300 B.C. (Alexandria) [Euclid] - most prominent mathematician; “Elements”: geometry; conic sections

310-250 B.C. [Aristarchus of Samos] - relative distances and sizes of the Moon and the Sun; Sun at the center of the solar system (heliocentric view); used Earth’s shadow to measure the size of the moon

200 B.C. (Alexandria) [Eratosthenes] - measured earth’s size using simple geometry and scientific process

130 B.C. [Hipparchus of Rhodes] - star maps; star catalog of 850 stars, precession; epicycles

150 A.D. [Ptolemy] - fixed Aristotle’s model with the epicycle theory: planets move in epicycles (small circular paths around which the planets move); the centers pf epicycles are along the deferent (big circle)

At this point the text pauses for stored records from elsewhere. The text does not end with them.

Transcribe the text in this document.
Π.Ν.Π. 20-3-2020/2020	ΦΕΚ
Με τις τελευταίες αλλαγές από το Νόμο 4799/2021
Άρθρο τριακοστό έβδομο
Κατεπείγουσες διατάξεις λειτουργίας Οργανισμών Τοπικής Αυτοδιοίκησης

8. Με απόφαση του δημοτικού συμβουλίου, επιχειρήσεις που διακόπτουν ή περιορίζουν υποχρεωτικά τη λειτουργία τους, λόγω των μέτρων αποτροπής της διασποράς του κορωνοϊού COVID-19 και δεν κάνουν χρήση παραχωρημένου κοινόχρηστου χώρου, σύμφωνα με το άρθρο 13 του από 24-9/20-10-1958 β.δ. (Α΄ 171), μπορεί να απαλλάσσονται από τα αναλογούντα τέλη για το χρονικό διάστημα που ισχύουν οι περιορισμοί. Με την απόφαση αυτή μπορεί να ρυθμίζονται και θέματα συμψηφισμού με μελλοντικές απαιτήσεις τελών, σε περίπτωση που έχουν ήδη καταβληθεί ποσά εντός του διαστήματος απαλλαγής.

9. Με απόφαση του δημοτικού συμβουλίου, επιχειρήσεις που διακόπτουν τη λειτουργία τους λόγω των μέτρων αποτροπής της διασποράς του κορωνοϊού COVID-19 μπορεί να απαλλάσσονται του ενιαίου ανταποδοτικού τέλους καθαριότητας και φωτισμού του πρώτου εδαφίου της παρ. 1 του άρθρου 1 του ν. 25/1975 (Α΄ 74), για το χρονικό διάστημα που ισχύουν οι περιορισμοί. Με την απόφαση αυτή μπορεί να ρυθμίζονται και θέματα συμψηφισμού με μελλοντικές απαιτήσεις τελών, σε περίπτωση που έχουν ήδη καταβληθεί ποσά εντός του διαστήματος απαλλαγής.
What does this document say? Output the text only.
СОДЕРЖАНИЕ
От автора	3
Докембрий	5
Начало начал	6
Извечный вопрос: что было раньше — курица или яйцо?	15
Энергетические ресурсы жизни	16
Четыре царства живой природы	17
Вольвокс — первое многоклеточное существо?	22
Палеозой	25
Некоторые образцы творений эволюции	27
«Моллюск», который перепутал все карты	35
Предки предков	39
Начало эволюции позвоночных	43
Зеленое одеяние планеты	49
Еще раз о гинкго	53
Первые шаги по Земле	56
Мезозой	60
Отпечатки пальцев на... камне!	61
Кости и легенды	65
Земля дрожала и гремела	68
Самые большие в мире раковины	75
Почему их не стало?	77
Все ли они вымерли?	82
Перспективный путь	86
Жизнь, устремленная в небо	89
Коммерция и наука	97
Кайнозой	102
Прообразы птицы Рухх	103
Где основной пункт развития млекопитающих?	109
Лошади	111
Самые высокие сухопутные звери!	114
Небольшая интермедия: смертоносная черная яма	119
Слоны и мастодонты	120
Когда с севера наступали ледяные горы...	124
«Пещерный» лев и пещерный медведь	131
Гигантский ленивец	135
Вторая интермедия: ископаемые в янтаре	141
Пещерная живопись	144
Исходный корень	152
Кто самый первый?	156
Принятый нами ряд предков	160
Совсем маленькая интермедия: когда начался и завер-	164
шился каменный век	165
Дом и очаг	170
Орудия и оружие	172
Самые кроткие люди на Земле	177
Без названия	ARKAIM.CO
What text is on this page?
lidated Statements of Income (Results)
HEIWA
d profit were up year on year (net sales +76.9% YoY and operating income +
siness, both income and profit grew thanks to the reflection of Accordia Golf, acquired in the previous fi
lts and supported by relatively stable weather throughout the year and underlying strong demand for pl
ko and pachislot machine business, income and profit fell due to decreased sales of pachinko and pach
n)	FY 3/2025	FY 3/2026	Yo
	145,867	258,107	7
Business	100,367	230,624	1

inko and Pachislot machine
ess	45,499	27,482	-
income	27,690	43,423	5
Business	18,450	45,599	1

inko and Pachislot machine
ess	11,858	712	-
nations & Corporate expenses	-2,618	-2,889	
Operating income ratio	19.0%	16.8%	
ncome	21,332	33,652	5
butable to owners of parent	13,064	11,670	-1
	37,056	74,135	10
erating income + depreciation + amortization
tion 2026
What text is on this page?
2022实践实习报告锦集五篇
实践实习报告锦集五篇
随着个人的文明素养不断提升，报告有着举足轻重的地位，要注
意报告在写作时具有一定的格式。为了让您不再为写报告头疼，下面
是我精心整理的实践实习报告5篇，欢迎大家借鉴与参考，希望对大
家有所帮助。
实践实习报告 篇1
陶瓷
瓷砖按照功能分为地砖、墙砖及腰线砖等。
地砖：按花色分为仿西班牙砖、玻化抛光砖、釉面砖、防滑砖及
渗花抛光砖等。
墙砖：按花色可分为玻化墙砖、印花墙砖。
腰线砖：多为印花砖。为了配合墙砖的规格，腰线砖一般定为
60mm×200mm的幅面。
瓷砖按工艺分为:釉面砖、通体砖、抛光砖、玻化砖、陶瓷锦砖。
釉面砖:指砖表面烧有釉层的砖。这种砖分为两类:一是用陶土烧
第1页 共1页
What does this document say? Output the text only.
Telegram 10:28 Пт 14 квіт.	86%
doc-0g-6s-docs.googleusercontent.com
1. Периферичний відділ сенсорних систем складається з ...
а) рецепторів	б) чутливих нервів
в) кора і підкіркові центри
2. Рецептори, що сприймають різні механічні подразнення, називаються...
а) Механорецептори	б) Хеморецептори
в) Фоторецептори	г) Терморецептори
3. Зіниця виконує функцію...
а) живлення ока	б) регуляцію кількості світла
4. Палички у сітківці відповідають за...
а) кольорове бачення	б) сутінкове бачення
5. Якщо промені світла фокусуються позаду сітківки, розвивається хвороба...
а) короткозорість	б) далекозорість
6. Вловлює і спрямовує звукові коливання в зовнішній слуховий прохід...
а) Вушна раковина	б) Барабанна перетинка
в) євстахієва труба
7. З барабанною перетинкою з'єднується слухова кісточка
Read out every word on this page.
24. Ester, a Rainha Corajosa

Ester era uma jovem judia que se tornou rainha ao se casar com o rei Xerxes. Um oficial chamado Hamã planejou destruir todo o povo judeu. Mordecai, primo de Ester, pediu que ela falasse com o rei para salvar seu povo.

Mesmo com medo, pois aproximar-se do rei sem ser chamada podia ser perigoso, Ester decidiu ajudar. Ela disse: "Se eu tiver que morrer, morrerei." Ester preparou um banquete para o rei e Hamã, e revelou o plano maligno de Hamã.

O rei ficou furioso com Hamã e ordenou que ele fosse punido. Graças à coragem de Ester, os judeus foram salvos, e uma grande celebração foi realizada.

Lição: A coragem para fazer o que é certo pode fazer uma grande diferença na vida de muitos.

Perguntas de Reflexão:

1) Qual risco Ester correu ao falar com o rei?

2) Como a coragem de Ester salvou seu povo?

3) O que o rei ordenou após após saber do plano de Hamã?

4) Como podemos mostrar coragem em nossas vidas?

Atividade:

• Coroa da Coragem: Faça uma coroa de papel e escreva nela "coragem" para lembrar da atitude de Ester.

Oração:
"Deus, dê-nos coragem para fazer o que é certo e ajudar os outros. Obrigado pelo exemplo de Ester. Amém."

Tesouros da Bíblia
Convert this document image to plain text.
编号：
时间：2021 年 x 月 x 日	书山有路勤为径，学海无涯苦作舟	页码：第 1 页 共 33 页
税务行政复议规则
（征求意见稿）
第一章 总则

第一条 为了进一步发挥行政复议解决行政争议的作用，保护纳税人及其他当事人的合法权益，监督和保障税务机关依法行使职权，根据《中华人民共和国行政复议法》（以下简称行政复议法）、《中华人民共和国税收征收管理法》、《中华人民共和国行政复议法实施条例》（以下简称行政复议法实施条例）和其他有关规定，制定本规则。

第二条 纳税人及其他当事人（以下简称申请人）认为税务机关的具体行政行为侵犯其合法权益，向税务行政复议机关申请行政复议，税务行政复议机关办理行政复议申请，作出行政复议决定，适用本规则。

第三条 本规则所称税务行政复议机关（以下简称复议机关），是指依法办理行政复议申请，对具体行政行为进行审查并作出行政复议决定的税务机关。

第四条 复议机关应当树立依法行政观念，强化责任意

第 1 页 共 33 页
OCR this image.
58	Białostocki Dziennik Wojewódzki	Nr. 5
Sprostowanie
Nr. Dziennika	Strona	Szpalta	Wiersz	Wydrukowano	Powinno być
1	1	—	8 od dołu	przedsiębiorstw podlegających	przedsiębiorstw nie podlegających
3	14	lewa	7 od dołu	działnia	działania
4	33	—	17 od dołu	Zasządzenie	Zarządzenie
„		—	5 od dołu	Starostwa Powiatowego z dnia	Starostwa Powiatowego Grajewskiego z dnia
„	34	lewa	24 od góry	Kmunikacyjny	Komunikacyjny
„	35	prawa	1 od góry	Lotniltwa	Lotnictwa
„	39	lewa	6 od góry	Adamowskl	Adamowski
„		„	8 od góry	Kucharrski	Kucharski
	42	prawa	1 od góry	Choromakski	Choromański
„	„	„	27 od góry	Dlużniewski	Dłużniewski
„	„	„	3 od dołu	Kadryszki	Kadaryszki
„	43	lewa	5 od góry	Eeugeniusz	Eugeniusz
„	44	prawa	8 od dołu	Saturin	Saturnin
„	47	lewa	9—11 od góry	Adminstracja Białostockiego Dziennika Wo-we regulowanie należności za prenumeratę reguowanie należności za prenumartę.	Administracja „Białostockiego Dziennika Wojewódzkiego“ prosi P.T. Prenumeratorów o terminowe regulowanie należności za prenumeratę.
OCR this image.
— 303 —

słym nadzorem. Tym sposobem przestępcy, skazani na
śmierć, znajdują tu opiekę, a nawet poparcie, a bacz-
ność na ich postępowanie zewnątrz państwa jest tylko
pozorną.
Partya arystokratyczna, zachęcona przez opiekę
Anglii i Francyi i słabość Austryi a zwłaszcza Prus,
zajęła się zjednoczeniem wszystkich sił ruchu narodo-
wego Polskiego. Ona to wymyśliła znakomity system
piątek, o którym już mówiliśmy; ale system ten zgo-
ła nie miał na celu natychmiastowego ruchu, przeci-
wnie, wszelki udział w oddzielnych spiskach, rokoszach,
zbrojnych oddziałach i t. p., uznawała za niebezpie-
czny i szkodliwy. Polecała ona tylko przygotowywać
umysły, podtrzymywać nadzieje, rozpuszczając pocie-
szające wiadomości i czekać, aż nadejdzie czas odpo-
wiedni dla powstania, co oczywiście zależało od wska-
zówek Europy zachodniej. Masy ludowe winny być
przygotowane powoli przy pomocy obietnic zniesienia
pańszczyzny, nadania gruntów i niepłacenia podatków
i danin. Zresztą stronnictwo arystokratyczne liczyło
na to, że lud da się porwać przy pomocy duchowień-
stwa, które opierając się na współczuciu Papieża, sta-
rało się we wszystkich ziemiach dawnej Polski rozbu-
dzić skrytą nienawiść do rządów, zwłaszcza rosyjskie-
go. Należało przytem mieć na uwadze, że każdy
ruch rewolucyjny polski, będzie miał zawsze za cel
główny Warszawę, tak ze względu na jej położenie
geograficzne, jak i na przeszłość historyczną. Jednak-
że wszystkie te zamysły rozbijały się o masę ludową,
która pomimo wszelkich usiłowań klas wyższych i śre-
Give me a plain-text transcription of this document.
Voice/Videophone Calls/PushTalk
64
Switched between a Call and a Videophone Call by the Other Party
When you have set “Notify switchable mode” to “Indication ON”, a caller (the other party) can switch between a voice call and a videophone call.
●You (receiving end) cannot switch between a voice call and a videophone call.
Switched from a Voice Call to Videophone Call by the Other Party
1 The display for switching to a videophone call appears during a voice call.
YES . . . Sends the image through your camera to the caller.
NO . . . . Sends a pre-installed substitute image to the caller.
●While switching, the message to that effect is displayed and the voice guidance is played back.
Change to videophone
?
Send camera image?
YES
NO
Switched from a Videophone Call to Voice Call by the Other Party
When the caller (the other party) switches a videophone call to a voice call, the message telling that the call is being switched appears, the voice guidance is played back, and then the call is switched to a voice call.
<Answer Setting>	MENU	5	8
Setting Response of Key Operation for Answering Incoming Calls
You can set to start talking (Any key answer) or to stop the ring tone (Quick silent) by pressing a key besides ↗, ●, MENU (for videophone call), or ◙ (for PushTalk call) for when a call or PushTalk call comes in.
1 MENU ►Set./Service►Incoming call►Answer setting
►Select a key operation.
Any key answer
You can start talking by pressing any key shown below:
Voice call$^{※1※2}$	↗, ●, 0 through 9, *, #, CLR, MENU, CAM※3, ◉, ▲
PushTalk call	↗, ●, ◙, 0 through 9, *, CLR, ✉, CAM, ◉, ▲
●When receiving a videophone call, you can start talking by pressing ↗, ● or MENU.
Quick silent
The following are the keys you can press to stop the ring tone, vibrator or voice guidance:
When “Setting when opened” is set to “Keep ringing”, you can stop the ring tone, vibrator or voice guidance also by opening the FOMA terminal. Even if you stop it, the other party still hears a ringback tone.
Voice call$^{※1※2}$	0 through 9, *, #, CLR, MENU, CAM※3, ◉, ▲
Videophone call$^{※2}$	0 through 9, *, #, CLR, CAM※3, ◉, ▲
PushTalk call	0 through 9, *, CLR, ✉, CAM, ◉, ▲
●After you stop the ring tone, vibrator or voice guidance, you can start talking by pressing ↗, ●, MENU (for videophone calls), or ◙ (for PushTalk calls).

250 A.D. [Mayans] - “place-value” number system

500 A.D [Hyptia] - first known woman astronomer, librarian of Alexandria

500 A.D. [Chinese] - solar wind; comets: tail of comets always point away from the Sun

6th – 9th Century A.D. [Persian and Arabic Astronomy] - “Al-Sufi”: Book of Stars Showing Orion Nebula; “Al-Battani”: Non-circularity of Earth’s Orbit

10th Century A.D. [Mayans] - Dresden Codex, Venus tables, eclipse tables

10th Century A.D. [Chinese] - star map showing 26 sections

1054 A.D. [Chinese] - supernova: remnant traced to Crab Nebula

1100 A.D. [Pueblo Native Americans] - Sun Dagger

1270 A.D. [Samarkand] - star catalog

Mid-1400′s A.D. (Germany) [Regiomontanus] - “Ephemeris”; “The Nuremberg Chronicle” – planetary positions and comet charts

Prehistoric Astronomy

Prehistoric Astronomers

As one of the oldest sciences, astronomy flourished in prehistoric times. Hunter-gatherers realized the importance of recognizing seasons, moon phases, annular events, and the apparent movement of the Sun. The early peoples divided the skies into the North Celestial Pole, a single point about which stars move around in the sky, and the South Celestial Pole. The Celestial Equator is the half-way line between the Celestial Poles and also a projection of Earth’s equator into the sky. 3,000 years ago, the Babylonians discovered the 360° circle, which is a base 60 system that originated from 365 days in a year. The five ancient planets are Mercury, Venus, Mars, Jupiter, and Saturn. The North Star is the star closest to the North Celestial Pole— currently Polaris. Because of precession, or the wobble of Earth’s rotational axis that sweeps out a circle in 26,000 years, the extension of Earth’s North Pole points to a different North Star during the motion. Helical rising is the first day each year when a particular star can first be seen just before dawn; helical setting, then, is the last day of the year when the star can be seen at dusk.  The ecliptic is the apparent path of the Sun in the sky and the zodiac is the path of planets within a zone of 18 degrees wide-centered on the ecliptic. Hunter-gatherers and early settlers utilize knowledge of these ideas to farm, navigate, and survive.